Tous contre le dopage

Comité olympique international, Agence mondiale antidopage, Fédérations sportives et comités olympiques nationaux, le monde du sport se mobilise. En conclave à Copenhague de lundi à mercredi, un millier de délégués se pencheront sur le texte d’un code mondial permettant d’harmoniser et de coordonner la lutte anti-dopage à l’échelon planétaire.
Les débats autour des vingt-quatre articles réunis en une cinquantaine de pages seront houleux. Et pour cause, plusieurs de ces articles ne font pas l’unanimité.
La première critique émane de l’Agence mondiale antidopage (AMA). Son président, le Canadien Dick Pound, a admis que ce projet de code ne mettait pas tous les athlètes sur un pied d’égalité. Il a expliqué que les Ligues professionnelles (les championnats nord-américains de basket-ball ou de hockey sur glace, notamment), qui ne dépendent ni de fédérations sportives internationales, ni de gouvernements, ne pouvaient être qu’«invitées à s’aligner» tandis que les autres sportifs y seraient contraints. Cet avis est partagé par le Comité International Olympique (CIO), initiateur et principal bailleur de fonds de l’AMA.

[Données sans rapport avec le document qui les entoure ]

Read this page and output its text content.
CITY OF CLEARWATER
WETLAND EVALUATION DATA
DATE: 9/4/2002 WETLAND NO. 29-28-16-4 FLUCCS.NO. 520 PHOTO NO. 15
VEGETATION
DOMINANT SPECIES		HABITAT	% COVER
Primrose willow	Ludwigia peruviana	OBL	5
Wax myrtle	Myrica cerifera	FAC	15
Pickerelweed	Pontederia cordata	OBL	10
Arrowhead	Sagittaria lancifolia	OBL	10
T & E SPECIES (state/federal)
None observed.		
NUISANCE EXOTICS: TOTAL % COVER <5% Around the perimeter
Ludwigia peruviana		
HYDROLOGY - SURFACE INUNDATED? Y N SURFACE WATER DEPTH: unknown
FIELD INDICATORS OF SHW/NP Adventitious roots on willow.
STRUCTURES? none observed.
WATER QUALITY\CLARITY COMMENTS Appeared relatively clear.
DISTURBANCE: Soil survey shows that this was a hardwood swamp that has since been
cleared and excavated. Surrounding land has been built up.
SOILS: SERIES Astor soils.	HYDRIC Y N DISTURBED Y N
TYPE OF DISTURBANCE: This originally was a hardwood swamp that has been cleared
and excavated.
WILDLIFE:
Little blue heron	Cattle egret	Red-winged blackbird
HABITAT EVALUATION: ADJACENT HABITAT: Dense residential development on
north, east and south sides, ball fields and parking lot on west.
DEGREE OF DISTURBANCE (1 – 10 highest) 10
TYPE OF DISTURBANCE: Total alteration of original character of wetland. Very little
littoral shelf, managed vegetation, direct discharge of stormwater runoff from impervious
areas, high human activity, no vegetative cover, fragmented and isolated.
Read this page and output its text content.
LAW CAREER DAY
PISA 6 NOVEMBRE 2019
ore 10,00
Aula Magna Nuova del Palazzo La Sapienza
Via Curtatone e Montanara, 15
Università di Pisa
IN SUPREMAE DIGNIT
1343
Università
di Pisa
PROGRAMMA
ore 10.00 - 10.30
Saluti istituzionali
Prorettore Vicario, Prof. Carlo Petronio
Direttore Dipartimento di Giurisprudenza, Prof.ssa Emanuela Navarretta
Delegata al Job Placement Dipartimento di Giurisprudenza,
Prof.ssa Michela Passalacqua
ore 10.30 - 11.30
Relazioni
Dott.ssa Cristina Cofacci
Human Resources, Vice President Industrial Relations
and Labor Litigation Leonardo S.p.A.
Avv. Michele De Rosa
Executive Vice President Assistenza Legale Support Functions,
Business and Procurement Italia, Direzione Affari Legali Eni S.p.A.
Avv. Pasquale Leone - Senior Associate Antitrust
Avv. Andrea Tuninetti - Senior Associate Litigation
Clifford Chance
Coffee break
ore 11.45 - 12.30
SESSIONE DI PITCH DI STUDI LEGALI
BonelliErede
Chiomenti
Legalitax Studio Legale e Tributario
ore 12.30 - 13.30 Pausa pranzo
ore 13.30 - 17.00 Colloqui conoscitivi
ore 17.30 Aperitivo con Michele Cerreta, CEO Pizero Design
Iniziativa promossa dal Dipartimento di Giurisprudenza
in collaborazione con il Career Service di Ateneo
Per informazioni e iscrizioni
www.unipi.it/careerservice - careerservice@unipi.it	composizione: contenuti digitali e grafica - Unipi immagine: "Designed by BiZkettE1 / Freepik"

Son président, Jacques Rogge, a estimé que le projet de Code soumis à la conférence internationale de Copenhague était «trop conciliant avec les Ligues professionnelles». Le Belge s’est déclaré résolu à obtenir une amélioration du projet sur ce point.
Le code est également jugé « trop sévère» de la part de la fédération internationale de football (FIFA) et de cyclisme (UCI) notamment. Le texte prévoit que, sauf à faire la preuve qu’il a été dopé à son insu, tout sportif contrôlé positif sera interdit de compétition pendant deux ans et suspendu à vie en cas de récidive. Pour ces deux fédérations, les conséquences de ces mesures seraient plus graves pour leurs pratiquants que pour ceux d’autres disciplines comme les sports équestres ou le tir. Des disciplines où la longévité de la carrière de sportif de haut niveau est bien supérieure.
Pour l’AMA au contraire, il est impératif que la menace soit dissuasive et égale pour tous. Elle estime qu’autoriser un barème de sanctions spécifique pour chaque sport laisserait la porte ouverte au laxisme et à l’injustice.
Si les participants à la Conférence de Copenhague parviennent à se mettre d’accord sur un texte, celui-ci sera ultérieurement proposé à la signature de chacune des organisations sportives en vue d’avoir force de loi au plus tard le 13 août 2004, date d’ouverture des Jeux Olympiques d’Athènes. Les gouvernements, pour leur part, ne peuvent juridiquement se soumettre à un instrument tel le Code en discussion à Copenhague.
C’est pour cela qu’ils seront invités à parapher, en premier lieu, une «Déclaration de Copenhague» d’ici les Jeux Olympiques d’Athènes. Ils auront jusqu’aux JO d’hiver 2006 à Turin pour signer une «Convention» ou toute autre procédure adaptée au contexte constitutionnel et administratif de leur pays.